# Man-in-the-middle attack on text-book RSA PKE

I am attempting to solve the following problem:

I know the following:
3 messages are being sent between Alice and Bob, all messages are encrypted with the known public key $$(d,N)$$:

1. Alice sends Bob: $$m_1=E(R_1);$$ $$R_1$$ is a 28-bit number.
2. Bob sends Alice: $$m_2=E(R_2,R_1);$$ $$R_2$$ is a 28-bit number and $$R_1$$ follows (i.e, $$p_2 = (2^{28} * R_2 + R_1)$$ if i am not mistaken)

3. Alice sends Bob: $$m_3=E(R_2,R_1,R_3);$$ $$R_3$$ is a 156-bit number known in advance.

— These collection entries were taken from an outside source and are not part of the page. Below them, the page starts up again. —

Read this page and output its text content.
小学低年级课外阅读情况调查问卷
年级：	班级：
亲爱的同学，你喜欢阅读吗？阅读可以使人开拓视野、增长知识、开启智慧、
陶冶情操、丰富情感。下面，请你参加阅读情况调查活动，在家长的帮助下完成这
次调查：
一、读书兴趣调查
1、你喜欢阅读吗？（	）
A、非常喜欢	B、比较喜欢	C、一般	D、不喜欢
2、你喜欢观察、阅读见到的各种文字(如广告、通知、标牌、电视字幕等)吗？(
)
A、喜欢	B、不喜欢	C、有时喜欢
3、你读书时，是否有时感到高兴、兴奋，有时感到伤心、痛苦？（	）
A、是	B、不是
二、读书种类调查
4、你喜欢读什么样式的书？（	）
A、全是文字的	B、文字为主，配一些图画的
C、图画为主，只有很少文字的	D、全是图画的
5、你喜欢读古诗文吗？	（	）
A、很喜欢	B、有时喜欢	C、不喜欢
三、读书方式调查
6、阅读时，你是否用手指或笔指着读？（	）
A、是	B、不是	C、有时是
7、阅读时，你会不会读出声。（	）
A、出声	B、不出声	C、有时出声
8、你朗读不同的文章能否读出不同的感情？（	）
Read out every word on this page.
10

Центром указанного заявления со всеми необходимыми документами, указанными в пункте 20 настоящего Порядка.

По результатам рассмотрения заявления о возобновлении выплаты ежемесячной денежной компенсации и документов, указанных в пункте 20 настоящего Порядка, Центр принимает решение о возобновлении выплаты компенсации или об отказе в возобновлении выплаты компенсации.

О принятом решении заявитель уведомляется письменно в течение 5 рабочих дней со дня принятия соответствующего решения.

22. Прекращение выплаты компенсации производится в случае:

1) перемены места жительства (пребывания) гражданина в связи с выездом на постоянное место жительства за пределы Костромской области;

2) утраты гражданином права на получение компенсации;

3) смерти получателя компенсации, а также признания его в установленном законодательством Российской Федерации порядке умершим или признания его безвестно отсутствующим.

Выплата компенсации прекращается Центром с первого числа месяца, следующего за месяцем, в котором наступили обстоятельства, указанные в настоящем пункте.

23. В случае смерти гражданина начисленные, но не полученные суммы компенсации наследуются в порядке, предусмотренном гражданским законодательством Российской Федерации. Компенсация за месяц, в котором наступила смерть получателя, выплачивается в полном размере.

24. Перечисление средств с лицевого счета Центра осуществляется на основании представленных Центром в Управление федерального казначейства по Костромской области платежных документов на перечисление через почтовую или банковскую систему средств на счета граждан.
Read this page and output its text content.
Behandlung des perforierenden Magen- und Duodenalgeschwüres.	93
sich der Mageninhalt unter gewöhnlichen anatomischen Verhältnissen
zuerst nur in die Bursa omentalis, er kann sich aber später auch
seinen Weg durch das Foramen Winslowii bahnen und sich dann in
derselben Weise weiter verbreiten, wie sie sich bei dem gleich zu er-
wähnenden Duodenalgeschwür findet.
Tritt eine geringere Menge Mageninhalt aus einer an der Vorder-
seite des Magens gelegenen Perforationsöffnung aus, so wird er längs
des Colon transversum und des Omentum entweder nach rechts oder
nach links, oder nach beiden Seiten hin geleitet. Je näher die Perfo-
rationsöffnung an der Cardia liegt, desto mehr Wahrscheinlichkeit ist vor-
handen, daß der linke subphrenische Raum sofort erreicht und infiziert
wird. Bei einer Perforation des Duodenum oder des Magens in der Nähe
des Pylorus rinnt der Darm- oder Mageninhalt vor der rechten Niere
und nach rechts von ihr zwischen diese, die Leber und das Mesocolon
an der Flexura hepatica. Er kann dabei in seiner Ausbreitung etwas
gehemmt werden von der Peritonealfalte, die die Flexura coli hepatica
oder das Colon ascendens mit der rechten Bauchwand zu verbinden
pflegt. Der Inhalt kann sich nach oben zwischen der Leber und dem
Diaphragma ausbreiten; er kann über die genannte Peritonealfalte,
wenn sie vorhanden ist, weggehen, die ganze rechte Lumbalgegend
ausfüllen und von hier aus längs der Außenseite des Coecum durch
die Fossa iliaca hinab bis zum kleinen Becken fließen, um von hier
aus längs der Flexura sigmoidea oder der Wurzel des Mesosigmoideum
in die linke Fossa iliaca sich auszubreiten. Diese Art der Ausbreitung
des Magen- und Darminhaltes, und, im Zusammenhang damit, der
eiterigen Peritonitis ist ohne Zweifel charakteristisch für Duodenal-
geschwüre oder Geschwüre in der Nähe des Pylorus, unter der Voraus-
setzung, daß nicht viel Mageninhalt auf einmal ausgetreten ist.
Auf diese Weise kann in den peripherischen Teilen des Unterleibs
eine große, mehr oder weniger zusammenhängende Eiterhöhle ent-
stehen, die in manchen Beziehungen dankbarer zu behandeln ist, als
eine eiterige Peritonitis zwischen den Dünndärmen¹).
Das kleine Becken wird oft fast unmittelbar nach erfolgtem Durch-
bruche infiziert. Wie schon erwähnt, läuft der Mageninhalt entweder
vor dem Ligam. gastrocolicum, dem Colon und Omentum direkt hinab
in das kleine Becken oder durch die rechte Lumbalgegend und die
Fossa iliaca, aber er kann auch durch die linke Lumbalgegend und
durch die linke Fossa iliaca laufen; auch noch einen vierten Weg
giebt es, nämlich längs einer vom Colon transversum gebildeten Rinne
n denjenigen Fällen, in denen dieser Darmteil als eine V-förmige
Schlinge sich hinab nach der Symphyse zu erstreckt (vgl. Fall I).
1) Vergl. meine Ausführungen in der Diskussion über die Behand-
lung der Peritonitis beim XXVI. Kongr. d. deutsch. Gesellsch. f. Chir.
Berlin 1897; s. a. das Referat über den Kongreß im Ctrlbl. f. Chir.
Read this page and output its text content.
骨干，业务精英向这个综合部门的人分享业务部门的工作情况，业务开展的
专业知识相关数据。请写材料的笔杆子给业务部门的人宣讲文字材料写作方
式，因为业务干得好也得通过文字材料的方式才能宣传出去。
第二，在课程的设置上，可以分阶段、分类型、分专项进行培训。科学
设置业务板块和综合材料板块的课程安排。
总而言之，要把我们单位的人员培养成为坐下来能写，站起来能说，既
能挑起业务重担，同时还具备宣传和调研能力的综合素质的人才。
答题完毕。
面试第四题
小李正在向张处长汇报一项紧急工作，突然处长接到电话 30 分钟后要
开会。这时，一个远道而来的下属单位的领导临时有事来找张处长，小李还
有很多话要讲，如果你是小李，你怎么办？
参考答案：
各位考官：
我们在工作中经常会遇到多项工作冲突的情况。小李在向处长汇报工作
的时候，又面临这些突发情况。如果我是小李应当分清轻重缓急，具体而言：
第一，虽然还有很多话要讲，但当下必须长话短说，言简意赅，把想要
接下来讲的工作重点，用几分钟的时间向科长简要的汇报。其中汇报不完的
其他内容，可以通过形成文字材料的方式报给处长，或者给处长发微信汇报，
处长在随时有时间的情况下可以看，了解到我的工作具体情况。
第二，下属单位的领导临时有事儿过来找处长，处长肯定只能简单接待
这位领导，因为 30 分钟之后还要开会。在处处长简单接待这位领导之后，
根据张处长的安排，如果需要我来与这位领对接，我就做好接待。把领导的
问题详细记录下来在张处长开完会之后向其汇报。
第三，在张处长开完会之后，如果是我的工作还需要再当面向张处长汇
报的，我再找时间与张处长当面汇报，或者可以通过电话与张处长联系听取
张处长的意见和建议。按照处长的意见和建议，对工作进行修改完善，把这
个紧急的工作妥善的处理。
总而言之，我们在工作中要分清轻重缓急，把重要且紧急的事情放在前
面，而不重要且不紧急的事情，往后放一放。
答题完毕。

The goal is to alter $$R_3$$'s value which is about to be sent to Bob to a new value (first 7 bits only).

The best I could come up with is to precompute all possible 28-bit number encryptions which will allow me to know $$R_1$$'s value when sent by Alice -> then easily figure out $$R_2$$'s value -> send my desired $$R_3$$ value to Bob.

Is there a neater (and more feasible) way to do so?

• Hint: RSA is multiplicative, you can multiply and divide Mar 27, 2019 at 21:30
• I forgot to state that i have been asked not to use the RSA's multiplicative nature Mar 28, 2019 at 6:28

I see four ways how to attack this scheme

1) RSA malleability

2) If $$e=3$$ then
Trivial attack exists. Hint: What is the minimal possible size of $$N$$?

3) If the attack is active(MiTM)
Cheaper attack exists. Hint: Treat the task as a set of Oracles:

• $$Oracle0: n \mapsto E(n)$$ - If you know $$(e,N)$$, you can encrypt any $$n$$.
• $$Oracle1: \epsilon \mapsto E(R_1)$$
• $$Oracle2: E(n) \mapsto E(R_2*2^{28}+n)$$
• $$Oracle3: E(n) \mapsto E(n*2^{156}+R_3)$$ - Are you sure?

4) You treat it as a blackbox